30 de novembro de 2012

Chá

A réplica de Da Vinci tomou Picasso por forma: Mona Lisa, como Jacqueline Roque. Passou a rir e a sentir picadas de insetos, tirou o roupão e começou a dançar. Gritava palavras de ordem: "Siga as regras, és uma oprimida, ponha-se no seu lugar!". 

Tempos depois, deitou-se no carpete com o olhar preso ao teto. E ele surgiu: sorria de volta e trazia, de novo, um sentido para a vida. Fechou os olhos. 

Nada tinha mais força que o amor que voltava. O rádio ligado, o som dos carros passando, o vento na janela: o mundo externo não existia.
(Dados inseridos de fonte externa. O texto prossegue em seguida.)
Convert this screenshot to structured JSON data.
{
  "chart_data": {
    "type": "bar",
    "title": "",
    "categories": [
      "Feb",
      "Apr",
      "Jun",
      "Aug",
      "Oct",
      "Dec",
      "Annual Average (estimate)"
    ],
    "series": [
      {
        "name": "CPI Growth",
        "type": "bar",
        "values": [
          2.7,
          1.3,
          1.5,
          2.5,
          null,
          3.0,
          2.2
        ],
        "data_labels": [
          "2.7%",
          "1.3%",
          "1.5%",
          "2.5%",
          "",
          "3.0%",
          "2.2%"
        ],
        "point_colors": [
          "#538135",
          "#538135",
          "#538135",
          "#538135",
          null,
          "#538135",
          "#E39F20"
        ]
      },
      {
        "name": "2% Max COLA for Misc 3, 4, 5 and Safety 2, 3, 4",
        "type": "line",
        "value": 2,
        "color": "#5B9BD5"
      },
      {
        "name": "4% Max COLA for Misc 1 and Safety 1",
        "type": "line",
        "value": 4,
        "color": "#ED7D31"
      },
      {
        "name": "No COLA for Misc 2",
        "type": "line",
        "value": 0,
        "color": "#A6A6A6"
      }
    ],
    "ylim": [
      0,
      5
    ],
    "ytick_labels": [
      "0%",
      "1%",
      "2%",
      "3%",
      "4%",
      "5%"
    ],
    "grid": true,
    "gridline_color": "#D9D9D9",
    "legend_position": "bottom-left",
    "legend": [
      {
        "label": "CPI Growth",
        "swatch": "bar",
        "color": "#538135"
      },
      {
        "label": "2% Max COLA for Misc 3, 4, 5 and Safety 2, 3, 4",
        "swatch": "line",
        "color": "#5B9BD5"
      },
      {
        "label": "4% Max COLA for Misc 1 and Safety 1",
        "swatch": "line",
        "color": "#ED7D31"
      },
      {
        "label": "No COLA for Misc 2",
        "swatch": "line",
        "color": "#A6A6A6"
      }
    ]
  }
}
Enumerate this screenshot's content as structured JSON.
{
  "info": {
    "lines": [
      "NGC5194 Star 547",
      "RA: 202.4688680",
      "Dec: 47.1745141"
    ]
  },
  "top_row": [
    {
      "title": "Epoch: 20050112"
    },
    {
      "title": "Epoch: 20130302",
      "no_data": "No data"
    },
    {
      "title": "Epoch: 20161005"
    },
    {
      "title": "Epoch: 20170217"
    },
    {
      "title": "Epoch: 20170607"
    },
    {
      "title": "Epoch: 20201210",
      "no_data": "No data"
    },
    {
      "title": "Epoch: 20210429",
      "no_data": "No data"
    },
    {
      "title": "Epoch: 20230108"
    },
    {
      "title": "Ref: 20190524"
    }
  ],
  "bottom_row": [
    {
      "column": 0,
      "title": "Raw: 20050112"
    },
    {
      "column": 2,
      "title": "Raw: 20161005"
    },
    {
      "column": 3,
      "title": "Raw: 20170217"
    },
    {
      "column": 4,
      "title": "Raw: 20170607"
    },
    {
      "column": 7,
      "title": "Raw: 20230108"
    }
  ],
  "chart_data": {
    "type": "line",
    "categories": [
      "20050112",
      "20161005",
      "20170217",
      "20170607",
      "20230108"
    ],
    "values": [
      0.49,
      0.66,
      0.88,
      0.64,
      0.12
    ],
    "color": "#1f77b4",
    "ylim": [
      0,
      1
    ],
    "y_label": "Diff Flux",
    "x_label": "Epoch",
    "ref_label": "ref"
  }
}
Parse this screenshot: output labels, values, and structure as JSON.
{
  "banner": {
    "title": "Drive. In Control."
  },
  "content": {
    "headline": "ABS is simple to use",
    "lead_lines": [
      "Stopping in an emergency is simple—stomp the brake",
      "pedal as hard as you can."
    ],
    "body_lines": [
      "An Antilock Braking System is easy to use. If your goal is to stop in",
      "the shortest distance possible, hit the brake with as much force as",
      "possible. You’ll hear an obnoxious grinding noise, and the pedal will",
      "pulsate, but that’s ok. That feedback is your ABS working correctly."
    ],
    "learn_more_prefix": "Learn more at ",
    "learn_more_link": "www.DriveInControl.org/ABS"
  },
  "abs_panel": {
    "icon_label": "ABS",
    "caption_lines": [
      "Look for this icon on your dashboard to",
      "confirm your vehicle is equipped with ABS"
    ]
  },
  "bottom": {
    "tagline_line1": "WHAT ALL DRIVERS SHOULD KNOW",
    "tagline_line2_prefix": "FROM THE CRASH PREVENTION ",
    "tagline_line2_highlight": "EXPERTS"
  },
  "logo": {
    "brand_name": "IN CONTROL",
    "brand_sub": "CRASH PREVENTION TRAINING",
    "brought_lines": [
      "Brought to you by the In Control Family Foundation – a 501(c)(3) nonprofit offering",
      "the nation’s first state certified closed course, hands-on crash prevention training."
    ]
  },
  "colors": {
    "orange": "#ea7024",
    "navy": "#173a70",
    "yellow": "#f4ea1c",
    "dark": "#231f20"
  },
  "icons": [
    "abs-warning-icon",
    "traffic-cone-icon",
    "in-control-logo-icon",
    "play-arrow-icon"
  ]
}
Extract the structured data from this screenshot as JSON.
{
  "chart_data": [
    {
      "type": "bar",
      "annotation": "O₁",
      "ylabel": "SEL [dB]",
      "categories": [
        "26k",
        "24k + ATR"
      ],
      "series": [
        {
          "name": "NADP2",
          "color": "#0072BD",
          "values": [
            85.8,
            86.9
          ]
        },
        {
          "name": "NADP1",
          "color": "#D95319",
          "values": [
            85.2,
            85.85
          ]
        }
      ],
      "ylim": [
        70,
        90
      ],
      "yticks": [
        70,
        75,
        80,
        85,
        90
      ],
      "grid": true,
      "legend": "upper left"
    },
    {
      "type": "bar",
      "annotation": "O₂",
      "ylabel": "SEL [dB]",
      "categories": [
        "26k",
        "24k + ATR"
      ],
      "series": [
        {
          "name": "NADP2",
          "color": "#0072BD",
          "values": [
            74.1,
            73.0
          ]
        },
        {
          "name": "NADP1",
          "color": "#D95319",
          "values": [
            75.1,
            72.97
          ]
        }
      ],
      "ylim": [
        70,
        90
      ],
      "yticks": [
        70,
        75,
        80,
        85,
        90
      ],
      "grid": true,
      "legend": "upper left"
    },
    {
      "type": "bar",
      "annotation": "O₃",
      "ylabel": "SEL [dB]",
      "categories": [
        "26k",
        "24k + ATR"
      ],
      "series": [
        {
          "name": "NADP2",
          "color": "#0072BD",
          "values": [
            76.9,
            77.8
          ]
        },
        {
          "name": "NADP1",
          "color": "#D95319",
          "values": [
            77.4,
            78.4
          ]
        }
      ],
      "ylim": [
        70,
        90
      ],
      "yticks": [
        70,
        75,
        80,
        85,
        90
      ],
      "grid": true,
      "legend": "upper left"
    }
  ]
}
Estava dentro de um aquário, inapta ao mundo real, binário e insensato. Era reconfortante. 

Uma tela branca, igual a essas de cinema, projetou cenas de sua vida, passado e presente. Imagens oníricas e palpáveis se adaptavam na sempiternidade, e já não queria ficar. 

Aquele chá a levou. Tudo ficou quieto: fora e dentro.

24 de novembro de 2012

A persistência da memória

Quando era pequeno, Mário não entendia como os atores faziam os filmes. Para ele, era difícil entender como conseguiam repetir a mesma fala nove ou dez vezes, se resolvesse assistir a nove ou dez vezes a mesma cena.

Ia até a mesa do jantar e falava algo qualquer a seus pais, depois voltava para o quarto e tornava à mesa para repetir o que já havia dito, tentando refazer os mesmos gestos.

Obviamente, era uma festa! Achavam graça, riam, davam nota para cada desempenho. Mário tentava o que imaginava ser possível: repetir o que só acontece uma vez.

Ao passo que crescia, ao descobrir coisas novas, se deparava com novas indagações. Até ver pela primeira vez "A persistência da memória", de Salvador Dali. Sanou um problema: o tempo é mesmo incompreensível. Já não era uma criança.

Agora, é outra era de incertezas. Nem sempre é possível encontrar uma causa para suprir a ausência de controle sobre as coisas. Não é sempre que se acha uma muleta. Nem tudo é fácil como nos vídeos. Ou crível, como quando era pequeno.